Entre 2017 et 2021, Manuela Marques a séjourné à plusieurs reprises dans une île de l’Archipel des Açores, poursuivant son étude des phénomènes naturels. Le fruit de ces résidences a fait l’objet il y a trois ans d’une triple exposition à Lisbonne, au Havre et à Kerguéhennec [en Bretagne]. En 2023, elle avait déjà montré un choix d’œuvres chez Anne Barrault sous le titre « Répliques » ; elle en offre un nouveau avec « Vortex », très différent dans l’accrochage, comme une autre écriture. À droite en entrant, figure la photo d’un homme vu d’assez près qui fixe pourtant l’objectif comme s’il se trouvait importuné. Sur le mur qui lui fait face, on voit deux mains masculines qui, à contre-jour, s’élèvent vers le ciel, en un geste qui pourrait être de célébration. Entre ces deux photos isolées, Manuela Marques a constitué un mur d’images de dimensions variées qui peuvent se lire comme un carnet de notes, ou les épisodes d’un récit. Les choix de cadrage, l’alternance du point de vue d’un sujet et du point de vue neutre, le choix de donner par le format plus d’importance à une statuette sous un globe de verre qu’à une vue aérienne, ou de photographier le bleu sombre de l’océan comme une matière et une texture ; la présence d’une tête de femme disparaissant sous sa chevelure ou de deux mains qui portent vers nous une pierre volcanique ; tous ces éléments suggèrent une expérience forte, presque initiatique.
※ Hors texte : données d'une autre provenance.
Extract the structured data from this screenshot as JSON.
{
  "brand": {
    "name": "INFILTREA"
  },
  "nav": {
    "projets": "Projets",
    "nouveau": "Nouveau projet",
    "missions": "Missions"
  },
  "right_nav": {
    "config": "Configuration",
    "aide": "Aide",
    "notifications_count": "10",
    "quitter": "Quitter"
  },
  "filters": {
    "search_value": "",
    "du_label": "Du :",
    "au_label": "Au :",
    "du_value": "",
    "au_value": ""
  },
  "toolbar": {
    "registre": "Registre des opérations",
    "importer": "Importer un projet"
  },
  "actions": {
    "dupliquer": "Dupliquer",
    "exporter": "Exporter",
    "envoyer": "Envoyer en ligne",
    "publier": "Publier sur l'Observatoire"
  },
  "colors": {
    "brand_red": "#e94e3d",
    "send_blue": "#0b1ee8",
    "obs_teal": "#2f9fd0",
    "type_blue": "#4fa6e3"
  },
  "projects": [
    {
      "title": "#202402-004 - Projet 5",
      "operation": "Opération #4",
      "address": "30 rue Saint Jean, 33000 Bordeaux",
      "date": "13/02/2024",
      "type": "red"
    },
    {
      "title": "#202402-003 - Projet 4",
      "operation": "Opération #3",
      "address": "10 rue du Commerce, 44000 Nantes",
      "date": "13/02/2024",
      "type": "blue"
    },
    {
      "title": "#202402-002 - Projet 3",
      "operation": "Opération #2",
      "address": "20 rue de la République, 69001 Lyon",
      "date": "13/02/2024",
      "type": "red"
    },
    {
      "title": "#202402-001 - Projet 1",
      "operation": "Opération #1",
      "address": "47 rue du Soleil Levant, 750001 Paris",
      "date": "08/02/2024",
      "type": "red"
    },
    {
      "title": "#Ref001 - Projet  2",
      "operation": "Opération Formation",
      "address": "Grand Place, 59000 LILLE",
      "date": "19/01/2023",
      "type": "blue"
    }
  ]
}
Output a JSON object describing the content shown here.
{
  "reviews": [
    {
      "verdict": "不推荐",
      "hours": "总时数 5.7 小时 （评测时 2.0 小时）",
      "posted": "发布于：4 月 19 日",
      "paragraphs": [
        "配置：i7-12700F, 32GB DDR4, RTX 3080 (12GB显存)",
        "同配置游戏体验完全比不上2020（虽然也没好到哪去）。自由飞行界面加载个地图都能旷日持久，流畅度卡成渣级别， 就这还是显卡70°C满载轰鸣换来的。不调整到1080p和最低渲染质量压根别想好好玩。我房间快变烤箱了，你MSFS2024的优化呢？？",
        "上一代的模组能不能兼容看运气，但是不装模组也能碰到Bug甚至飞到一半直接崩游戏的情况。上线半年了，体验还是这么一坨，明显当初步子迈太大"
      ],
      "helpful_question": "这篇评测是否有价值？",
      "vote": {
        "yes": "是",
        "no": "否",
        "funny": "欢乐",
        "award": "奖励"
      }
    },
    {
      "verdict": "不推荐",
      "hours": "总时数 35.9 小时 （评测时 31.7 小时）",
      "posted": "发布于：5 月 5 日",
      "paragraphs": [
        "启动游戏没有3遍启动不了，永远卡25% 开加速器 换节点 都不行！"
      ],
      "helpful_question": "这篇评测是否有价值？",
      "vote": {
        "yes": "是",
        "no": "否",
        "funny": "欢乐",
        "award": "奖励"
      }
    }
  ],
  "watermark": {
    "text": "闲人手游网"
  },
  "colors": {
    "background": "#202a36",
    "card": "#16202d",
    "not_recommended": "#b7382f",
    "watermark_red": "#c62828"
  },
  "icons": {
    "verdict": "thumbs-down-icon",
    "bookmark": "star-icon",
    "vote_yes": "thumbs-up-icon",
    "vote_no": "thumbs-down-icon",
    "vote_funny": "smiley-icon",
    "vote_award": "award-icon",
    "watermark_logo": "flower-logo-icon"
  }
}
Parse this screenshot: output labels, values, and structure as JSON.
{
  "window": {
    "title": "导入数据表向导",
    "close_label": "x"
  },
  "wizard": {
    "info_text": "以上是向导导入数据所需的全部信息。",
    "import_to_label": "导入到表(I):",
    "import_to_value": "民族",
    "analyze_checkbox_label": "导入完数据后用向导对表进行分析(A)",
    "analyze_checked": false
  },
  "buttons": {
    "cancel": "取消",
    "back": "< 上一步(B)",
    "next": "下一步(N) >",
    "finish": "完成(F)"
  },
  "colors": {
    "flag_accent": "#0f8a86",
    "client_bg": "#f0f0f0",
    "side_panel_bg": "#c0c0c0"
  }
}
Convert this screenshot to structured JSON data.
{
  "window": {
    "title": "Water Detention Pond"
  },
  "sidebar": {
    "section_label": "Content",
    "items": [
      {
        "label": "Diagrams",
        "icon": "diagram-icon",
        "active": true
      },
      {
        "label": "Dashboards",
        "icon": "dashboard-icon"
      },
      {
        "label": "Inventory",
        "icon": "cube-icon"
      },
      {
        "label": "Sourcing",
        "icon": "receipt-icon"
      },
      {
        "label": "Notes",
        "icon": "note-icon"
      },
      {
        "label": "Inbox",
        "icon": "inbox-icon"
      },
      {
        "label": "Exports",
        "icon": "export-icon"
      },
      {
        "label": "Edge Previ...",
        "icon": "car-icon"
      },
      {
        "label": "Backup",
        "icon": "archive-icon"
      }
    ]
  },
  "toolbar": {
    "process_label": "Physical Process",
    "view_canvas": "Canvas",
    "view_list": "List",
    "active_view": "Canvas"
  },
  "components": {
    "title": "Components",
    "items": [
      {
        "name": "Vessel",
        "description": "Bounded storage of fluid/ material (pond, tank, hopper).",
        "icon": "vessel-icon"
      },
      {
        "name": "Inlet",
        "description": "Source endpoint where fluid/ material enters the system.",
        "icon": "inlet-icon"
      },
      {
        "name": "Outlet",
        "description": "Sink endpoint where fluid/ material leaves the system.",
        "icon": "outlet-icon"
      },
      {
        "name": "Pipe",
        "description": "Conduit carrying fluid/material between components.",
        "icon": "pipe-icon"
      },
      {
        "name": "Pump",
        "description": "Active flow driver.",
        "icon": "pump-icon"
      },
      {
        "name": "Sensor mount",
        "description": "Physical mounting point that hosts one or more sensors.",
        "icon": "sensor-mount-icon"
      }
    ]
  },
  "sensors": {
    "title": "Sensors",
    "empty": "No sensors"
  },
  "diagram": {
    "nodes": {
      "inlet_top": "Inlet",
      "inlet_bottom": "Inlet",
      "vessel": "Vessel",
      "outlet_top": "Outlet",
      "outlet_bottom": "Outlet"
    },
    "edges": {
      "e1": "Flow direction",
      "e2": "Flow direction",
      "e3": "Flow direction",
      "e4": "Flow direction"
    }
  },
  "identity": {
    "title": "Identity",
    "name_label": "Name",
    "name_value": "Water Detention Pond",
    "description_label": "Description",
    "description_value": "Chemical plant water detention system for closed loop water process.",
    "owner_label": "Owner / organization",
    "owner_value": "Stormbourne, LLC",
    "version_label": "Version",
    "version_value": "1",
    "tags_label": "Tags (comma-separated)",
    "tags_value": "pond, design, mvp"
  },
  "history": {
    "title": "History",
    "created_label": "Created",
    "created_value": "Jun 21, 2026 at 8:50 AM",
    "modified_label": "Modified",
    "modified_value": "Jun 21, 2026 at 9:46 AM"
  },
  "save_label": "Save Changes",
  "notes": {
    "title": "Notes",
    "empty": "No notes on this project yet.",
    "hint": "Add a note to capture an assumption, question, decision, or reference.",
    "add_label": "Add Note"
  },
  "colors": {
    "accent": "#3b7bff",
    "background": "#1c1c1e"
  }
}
Dans la deuxième salle, s’offre un autre jeu d’échelle et de formes avec, se faisant face, un diptyque de vues de nuages renversé à la verticale, et quatre grandes photos d’une tonalité brune, presque abstraites et que l’on peine à identifier. Il s’agit d’archives du centre de surveillance sismique de Ponta Delgada, des papiers noirs de fumée conservant la trace d’une secousse tellurique majeure.

Dans la petite pièce du fond passe Vortex, une boucle de quelques secondes qui fait du passage d’un tourbillon de fumée un mouvement perpétuel.

Du 6 novembre 2025 au 10 janvier 2026, Galerie Anne Barrault, 51 rue des Archives, 75003 Paris

Vue de l’exposition « VOID : L’image du souvenir » à la Galerie Papillon. Courtesy de la Galerie Papillon. Photo Grégory Copitet

VOID : L’image du souvenir

VOID (Arnaud Eeckhout et Mauro Vitturini) a depuis une dizaine d’années fait du son et de ses transcriptions son médium. Cette nouvelle exposition marque un tournant vers l’image et, pour la première fois, vers la peinture. Deux pièces anciennes montrées en introduction permettent au duo de se présenter et d’éclairer cette évolution. Il s’agit de deux grands dessins qui, sur du noir de fumée, retranscrivent, au moyen d’un phonautographe, les ondes sonores d’enregistrements de deux souvenirs personnels que des visiteurs leur ont confié dans le cadre d’un projet. Nouvelle version d’une pièce ancienne, un crâne de sanglier sert d’aiguille à un disque d’étain qui tourne sur une souche d’arbre et fait entendre un grincement régulier.

Trois types de pièces se partagent l’espace principal : des œuvres sur papiers en noir et blanc, des miniatures peintes et des retables aux volets de cuivre. Les œuvres sur papier sont des photos floues, photos de famille qui ont un caractère générique, et des images d’incendies en triptyques. Sur la surface des images est inscrite la transcription sonore de récits imaginés à partir d’elles par l’IA.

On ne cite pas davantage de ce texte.